Sie sollten eine solche Steuerung nicht vorschnell als «Quacksalberei» abtun. Die meisten Ärzte mussten sich schon mit Patienten beschäftigen, die eine körperliche Krankheit gewählt haben, für die man bisher keine medizinische Diagnose gibt. Nicht selten trifft man auf Menschen, die auf rätselhafte Weise krank werden, wenn sie sich vor ungünstige Umstände gestellt sehen, oder auf jemanden, für den es im Augenblick einfach «ausgeschlossen» ist, sich ins Bett zu legen, der die Auswirkungen der Krankheit, etwa Fieber, so lange zurückdrängt, bis das große Ereignis vorbei ist und er nachgeben kann.

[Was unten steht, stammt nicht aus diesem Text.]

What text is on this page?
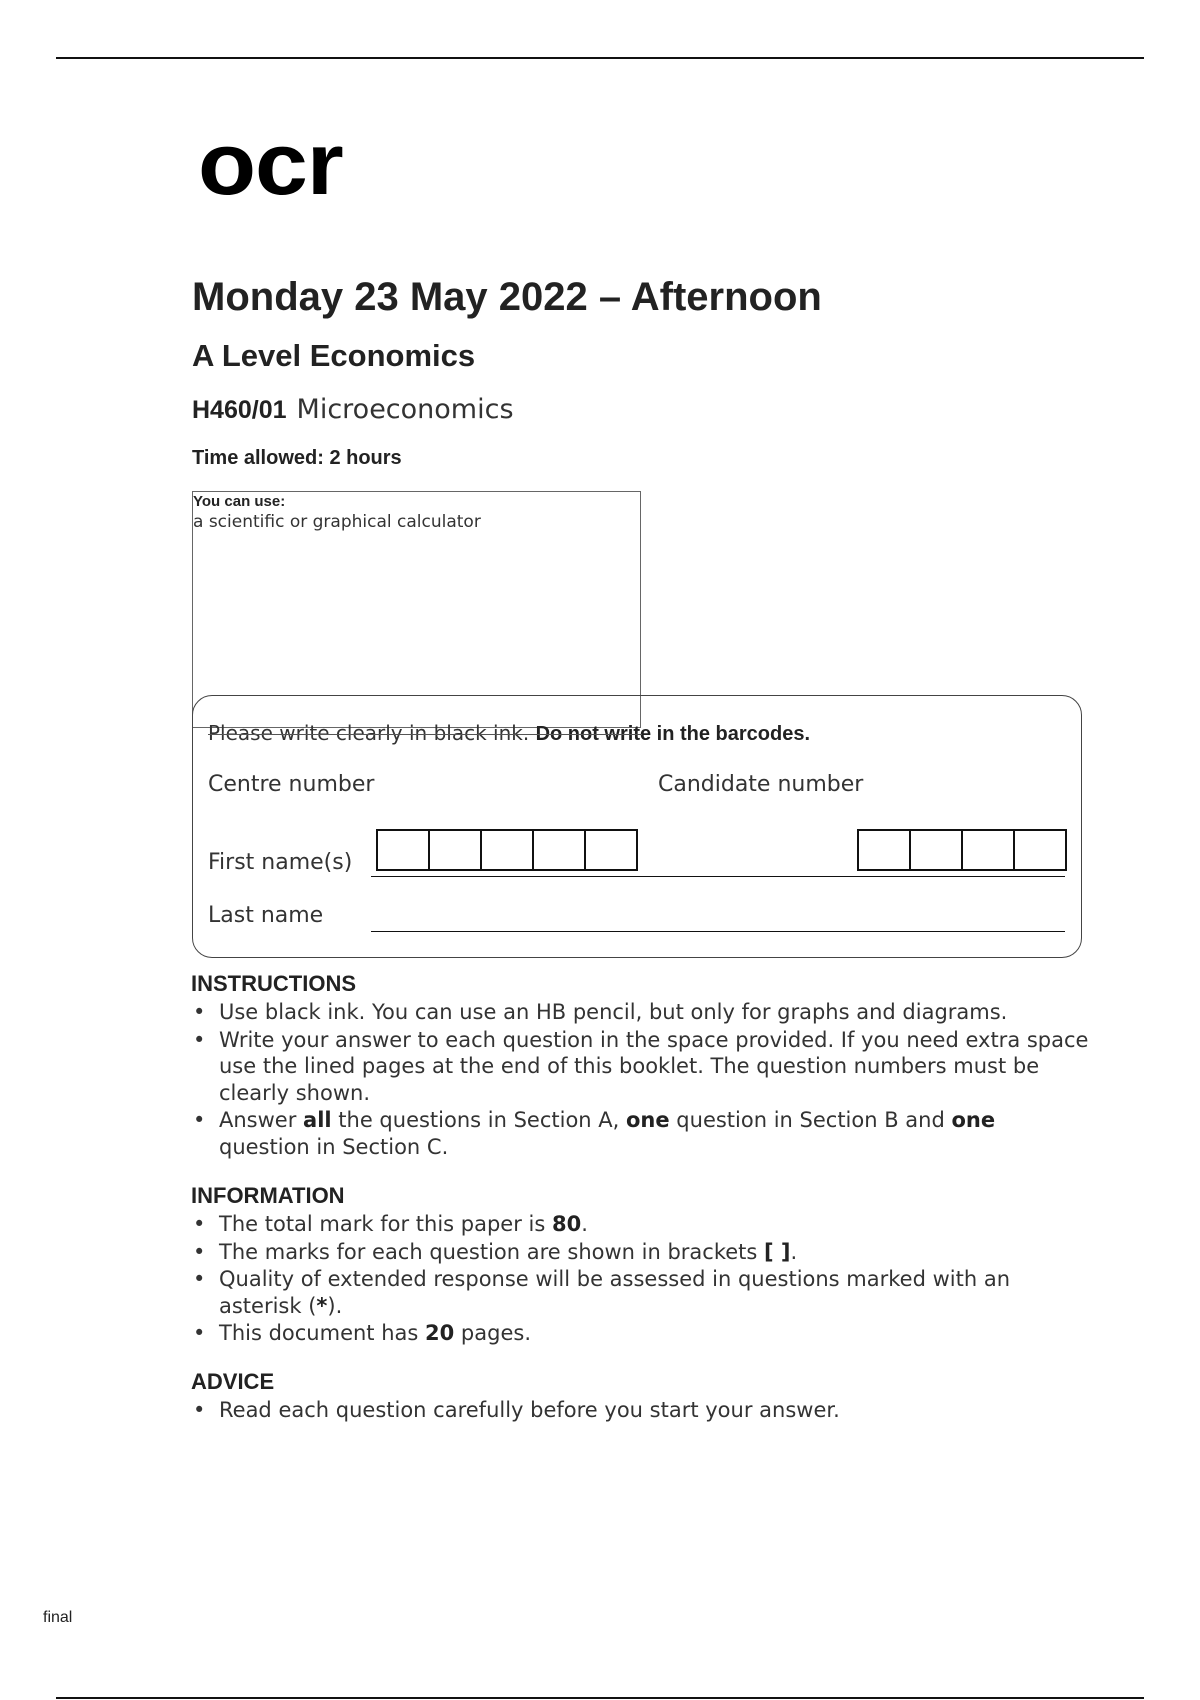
ocr
Monday 23 May 2022 – Afternoon
A Level Economics
H460/01 Microeconomics
Time allowed: 2 hours
You can use:
a scientific or graphical calculator
Please write clearly in black ink. Do not write in the barcodes.
Centre number	Candidate number
First name(s)
Last name
INSTRUCTIONS
• Use black ink. You can use an HB pencil, but only for graphs and diagrams.
• Write your answer to each question in the space provided. If you need extra space use the lined pages at the end of this booklet. The question numbers must be clearly shown.
• Answer all the questions in Section A, one question in Section B and one question in Section C.
INFORMATION
• The total mark for this paper is 80.
• The marks for each question are shown in brackets [ ].
• Quality of extended response will be assessed in questions marked with an asterisk (*).
• This document has 20 pages.
ADVICE
• Read each question carefully before you start your answer.
final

Ich kenne den Fall eines sechsunddreißigjährigen Mannes, der in eine unerträgliche Ehe verstrickt war. Am 15. Januar beschloss er, seine Frau endgültig am 1. März zu verlassen. Am 28. Februar hatte er 39,9 Grad Fieber und Anfälle von krampfartigem Erbrechen. Das Ganze entwickelte sich zum Zwangsritual; jedes Mal, wenn er sich aufgerafft hatte, bekam er die Grippe oder eine schwere Magenverstimmung. Damit hatte er seine Entscheidung getroffen. Kranksein war bequemer als sich mit den mit der Trennung verbundenen Schuldgefühlen, den Ängsten und der Beschämung auseinanderzusetzen und sich auf Unbekanntes einzulassen.

Denken Sie an die Werbung im Fernsehen. «Ich bin Börsenmakler … Sie können sich denken, was dabei an Anspannung und Kopfschmerzen auf mich zukommt. Ich nehme diese Pille da, und sofort fühle ich mich wieder wohl.» Gemeint ist: Bei bestimmten Tätigkeiten (Lehrer, leitende Angestellte, Eltern) können Sie Ihr Befinden nicht selbst beeinflussen, also lassen Sie das doch andere für sich erledigen!

Jeden Tag erleben wir ein Trommelfeuer solcher Werbebotschaften. Was damit bezweckt werden soll, ist klar. Wir sind nichts als hilflose Gefangene, die andere Menschen oder Instanzen brauchen, die für sie handeln. QUATSCH. Nur Sie selbst können Ihre Lage verbessern oder Ihre Lebensfreude vermehren. An Ihnen ist es, die Steuerung Ihres eigenen Bewusstseins zu übernehmen und dann die neuen Gefühle und Verhaltensweisen einzuüben, für die Sie selbst sich entschieden haben.